Johannes 20, 11-18

 

 

Interpretation von Ostergeschichten vor Johannes

Die Geschichten vom Gang der Maria Magdalena, dem Wettlauf der beiden Jünger und vom zweiten Gang der Maria Magdalena mit ihrer Begegnung mit Jesus und der Beauftragung durch ihn (20,1-10; 20,11-18) sind schon miteinander in Verbindung gebracht und verflochten worden, ehe der Evangelist Johannes sie schriftlich erhielt.

 

Grund der Interpretation: Der ‚Lieblingsjünger’, Traditionszeuge einer Gemeinde vor der johanneischen Gemeinde

Das hat wohl zu tun mit einer Gemeinde, die das Autoritaetsverhaeltnis zwischen ihrem Traditionstraeger, dem „Lieblingsjünger“ und dem von anderen wegen seines Martyriums favorisierten Petrus zurechtrücken wollte (s. die Auslegung von Joh 21,15-19).

 

Traditionstraeger einer Gemeinde vor Johannes: Der Zebedaeussohn Johannes

In diesem Traditionstraeger und Zeugen der aeltesten – also noch nicht von einer Gemeinde überarbeiteten – Tradition den Zebedaeussohn Johannes zu sehen, hat viel für sich.

 

Die ursprüngliche Ostergeschichte

Die ursprüngliche Geschichte von Maria Magdalena am Ostermorgen mag etwa so ausgesehen haben:

Sie geht am Ostersonntag frühzeitig mit anderen Frauen (s. 20,2) zum Grabe Jesu, sieht, weinend und sich vorbeugend, zwei Engel im Grabe an zwei wichtigen Stellen stehend.

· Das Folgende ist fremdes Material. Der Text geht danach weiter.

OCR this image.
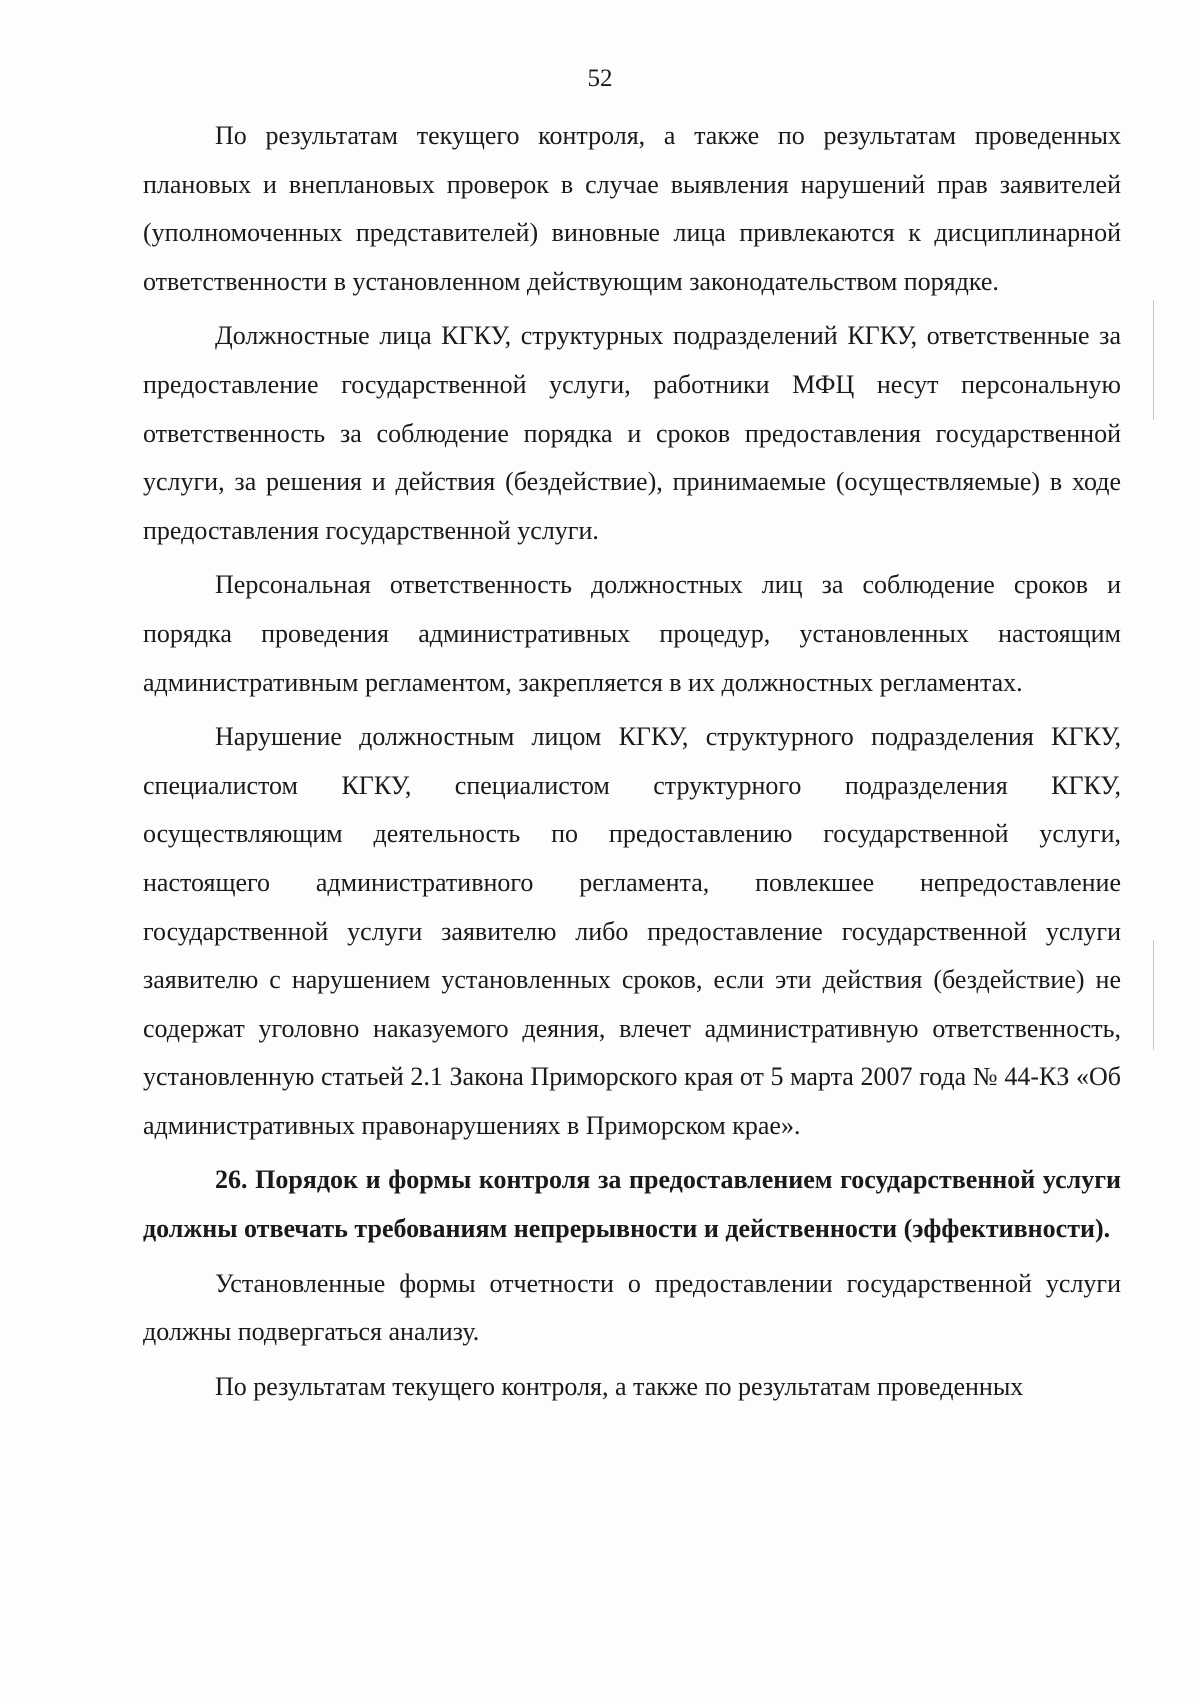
52

По результатам текущего контроля, а также по результатам проведенных плановых и внеплановых проверок в случае выявления нарушений прав заявителей (уполномоченных представителей) виновные лица привлекаются к дисциплинарной ответственности в установленном действующим законодательством порядке.

Должностные лица КГКУ, структурных подразделений КГКУ, ответственные за предоставление государственной услуги, работники МФЦ несут персональную ответственность за соблюдение порядка и сроков предоставления государственной услуги, за решения и действия (бездействие), принимаемые (осуществляемые) в ходе предоставления государственной услуги.

Персональная ответственность должностных лиц за соблюдение сроков и порядка проведения административных процедур, установленных настоящим административным регламентом, закрепляется в их должностных регламентах.

Нарушение должностным лицом КГКУ, структурного подразделения КГКУ, специалистом КГКУ, специалистом структурного подразделения КГКУ, осуществляющим деятельность по предоставлению государственной услуги, настоящего административного регламента, повлекшее непредоставление государственной услуги заявителю либо предоставление государственной услуги заявителю с нарушением установленных сроков, если эти действия (бездействие) не содержат уголовно наказуемого деяния, влечет административную ответственность, установленную статьей 2.1 Закона Приморского края от 5 марта 2007 года № 44-КЗ «Об административных правонарушениях в Приморском крае».

26. Порядок и формы контроля за предоставлением государственной услуги должны отвечать требованиям непрерывности и действенности (эффективности).

Установленные формы отчетности о предоставлении государственной услуги должны подвергаться анализу.

По результатам текущего контроля, а также по результатам проведенных
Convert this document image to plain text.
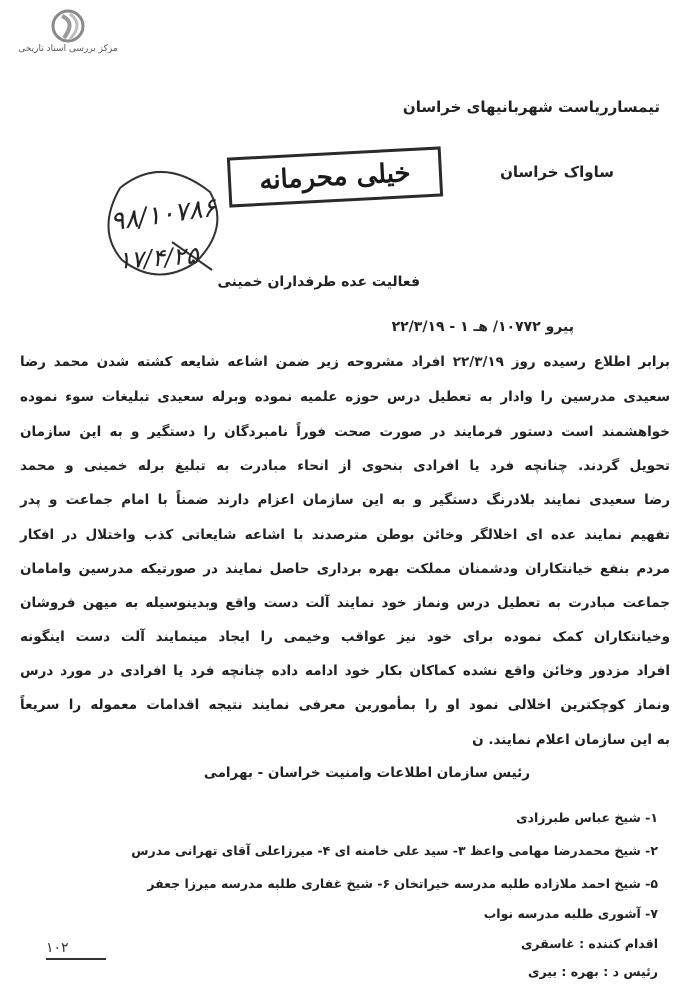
مرکز بررسی اسناد تاریخی
تیمسارریاست شهربانیهای خراسان
ساواک خراسان
خیلی محرمانه
۹۸/۱۰۷۸۶
۱۷/۴/۲۵
فعالیت عده طرفداران خمینی
پیرو ۱۰۷۷۲/ هـ ۱ - ۲۲/۳/۱۹
برابر اطلاع رسیده روز ۲۲/۳/۱۹ افراد مشروحه زیر ضمن اشاعه شایعه کشته شدن محمد رضا
سعیدی مدرسین را وادار به تعطیل درس حوزه علمیه نموده وبرله سعیدی تبلیغات سوء نموده
خواهشمند است دستور فرمایند در صورت صحت فوراً نامبردگان را دستگیر و به این سازمان
تحویل گردند. چنانچه فرد یا افرادی بنحوی از انحاء مبادرت به تبلیغ برله خمینی و محمد
رضا سعیدی نمایند بلادرنگ دستگیر و به این سازمان اعزام دارند ضمناً با امام جماعت و پدر
تفهیم نمایند عده ای اخلالگر وخائن بوطن مترصدند با اشاعه شایعاتی کذب واختلال در افکار
مردم بنفع خیانتکاران ودشمنان مملکت بهره برداری حاصل نمایند در صورتیکه مدرسین وامامان
جماعت مبادرت به تعطیل درس ونماز خود نمایند آلت دست واقع وبدینوسیله به میهن فروشان
وخیانتکاران کمک نموده برای خود نیز عواقب وخیمی را ایجاد مینمایند آلت دست اینگونه
افراد مزدور وخائن واقع نشده کماکان بکار خود ادامه داده چنانچه فرد یا افرادی در مورد درس
ونماز کوچکترین اخلالی نمود او را بمأمورین معرفی نمایند نتیجه اقدامات معموله را سریعاً
به این سازمان اعلام نمایند. ن
رئیس سازمان اطلاعات وامنیت خراسان - بهرامی
۱- شیخ عباس طبرزادی
۲- شیخ محمدرضا مهامی واعظ ۳- سید علی خامنه ای ۴- میرزاعلی آقای تهرانی مدرس
۵- شیخ احمد ملازاده طلبه مدرسه خیراتخان ۶- شیخ غفاری طلبه مدرسه میرزا جعفر
۷- آشوری طلبه مدرسه نواب
اقدام کننده : غاسقری
رئیس د : بهره : بیری
۱۰۲
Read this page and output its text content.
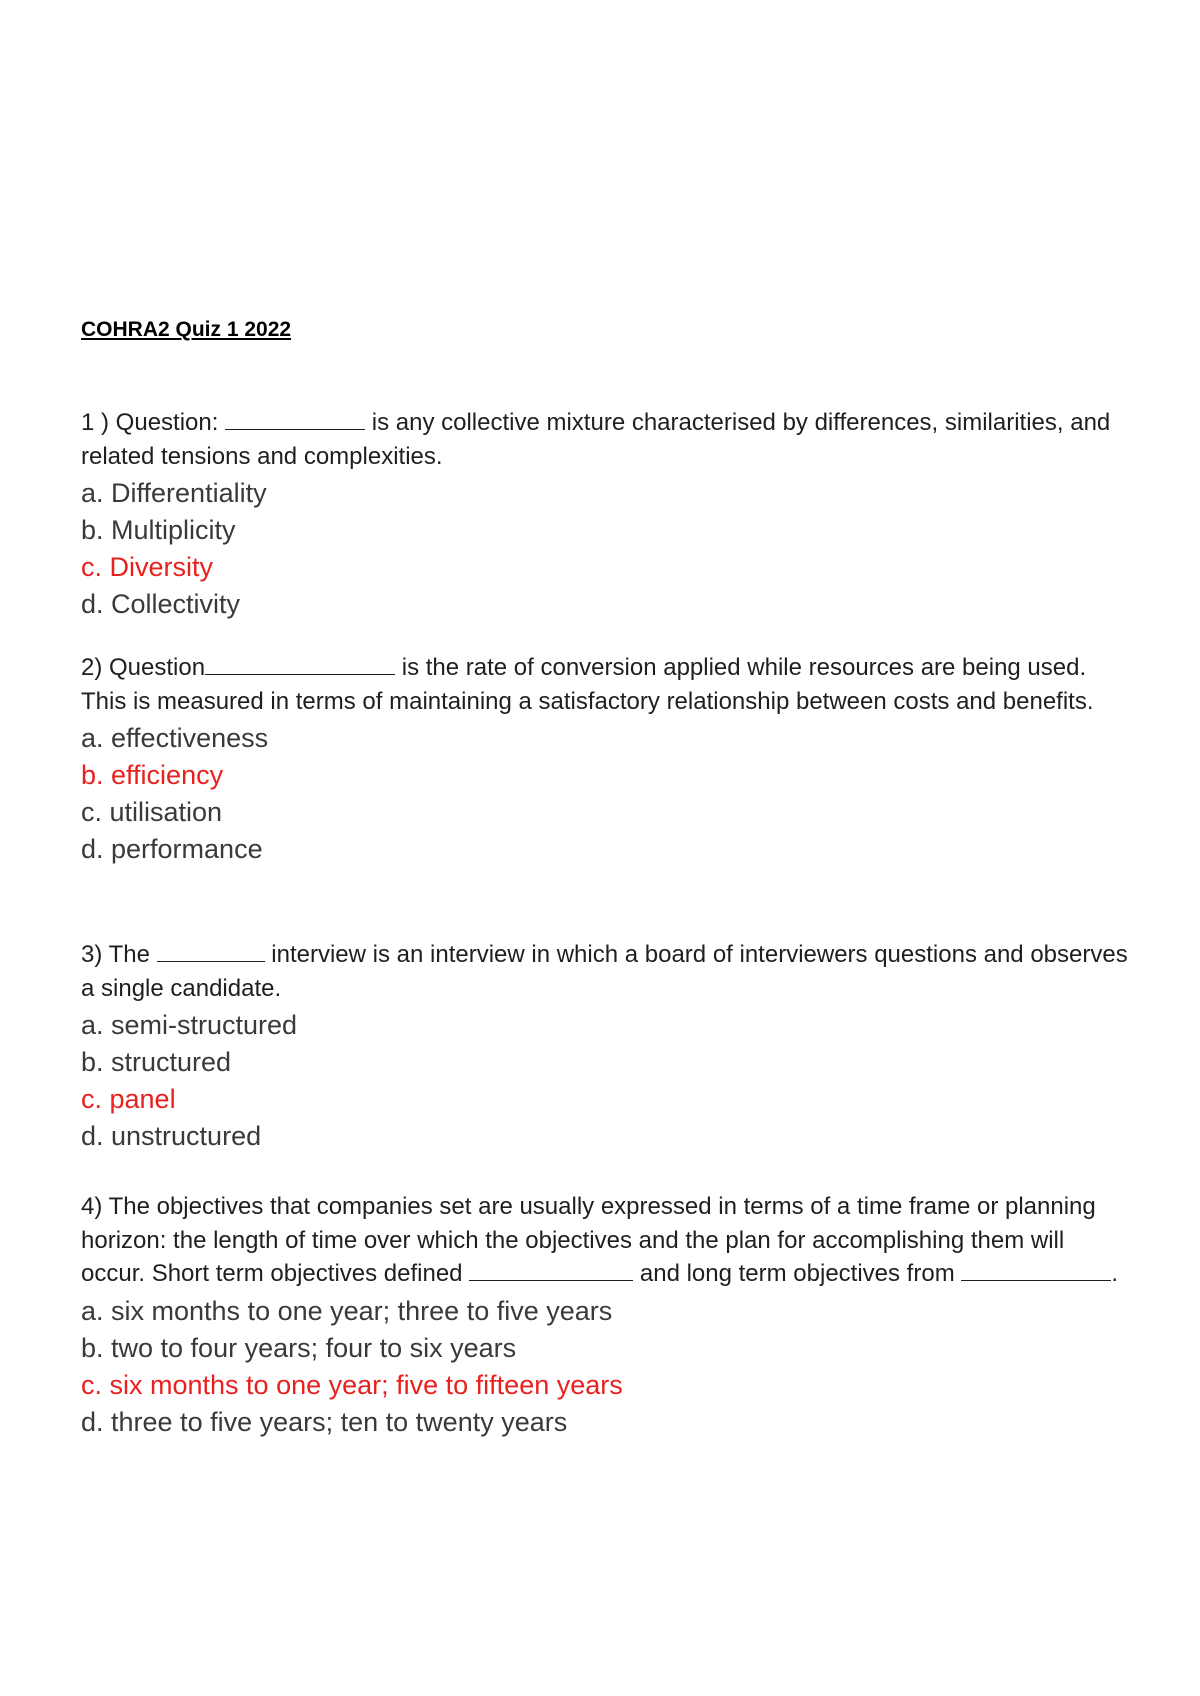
COHRA2 Quiz 1 2022

1 ) Question:	is any collective mixture characterised by differences, similarities, and related tensions and complexities.

a. Differentiality
b. Multiplicity
c. Diversity
d. Collectivity

2) Question	is the rate of conversion applied while resources are being used. This is measured in terms of maintaining a satisfactory relationship between costs and benefits.

a. effectiveness
b. efficiency
c. utilisation
d. performance

3) The	interview is an interview in which a board of interviewers questions and observes a single candidate.

a. semi-structured
b. structured
c. panel
d. unstructured

4) The objectives that companies set are usually expressed in terms of a time frame or planning horizon: the length of time over which the objectives and the plan for accomplishing them will occur. Short term objectives defined	and long term objectives from	.

a. six months to one year; three to five years
b. two to four years; four to six years
c. six months to one year; five to fifteen years
d. three to five years; ten to twenty years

Sie wird zuerst von diesen beiden Engeln nach dem Grund ihres Weinens befragt und antwortet, hoert aber nichts von den Engeln, sondern sieht, sich umdrehend, Jesus, der sie auch nach dem Grund des Weinens befragt und – als Gaertner verkannt – sich ihr durch die Anrede „Maria“ zu erkennen gibt. Bekennend spricht sie „Mein Meister“, wird von Jesus abgehalten, ihn anzurühren und wird beauftragt, den „Brüdern“ zu sagen, dass Jesus auferstanden ist (in johanneischer Sprache: dass Jesus auf dem Weg zum gemeinsamen Vater und gemeinsamen Gott ist).

 

Die Jesus-Geschichte geht durch Maria Magdalena weiter

Das tut Maria auch und wird zur Gesandten des von Gott Gesandten: Die Jesusgeschichte geht nach Karfreitag durch Maria Magdalena weiter.

Die Gemeinde – auch die johanneische - erfaehrt aus dieser Geschichte, dass ihr Weinen in Beziehung gesetzt wird mit dem auferstandenen Jesus, der zum Vater geht.

 

Die in die Auferstehung einbezogene Gemeinde

Dadurch, dass Jesus in johanneischer Sprache von „meinem Vater und eurem Vater, meinem Gott und eurem Gott“ spricht, wird die Gemeinde in die Auferstehung Jesu eingeschlossen.

 

Ps 22,2 und Ps 22,23 gehoeren für die Gemeinde vor Johannes zusammen

Diese Gemeinde wird auch dadurch ganz eng mit Jesus verbunden, dass durch Jesus das Psalmwort aus Ps 22,2 („Mein Gott, mein Gott, warum hast du mich verlassen?“), das Johannes sicher aus der Tradition gekannt hat, aber in seiner Kreuzigungsgeschichte aus wichtigen Gründen nicht angeführt hat, von der Gemeinde vor Johannes ergaenzt wird durch das Psalmwort Ps 22,23 von der brüderlichen Gemeinschaft (vgl. Hebr 2,11f).

 

Zusage an Weinende

Schliesslich bestaerkt die Ostergeschichte mit der anfangs weinenden Frau und ihren vom Weinen getrübten Augen, die die vorhandene Wirklichkeit nicht sehen koennen und erst durch die Anrede „Maria“ geoeffnet werden, dass Einzelne und auch eine Gemeinde in schwierigen Situationen ohne Aussicht und Durchblick Begegnung von Jesus her erwarten koennen und zur Sprache der Hoffnung und des Vertrauens finden – „Rabbuni – und diese Sprache dann im Umgang mit anderen Menschen sprechen.

 

Der Evangelist Johannes

Der Evangelist Johannes hat eine in der Tradition schon überarbeitete Geschichte übernommen und sie wohl nur in V. 17 umformuliert.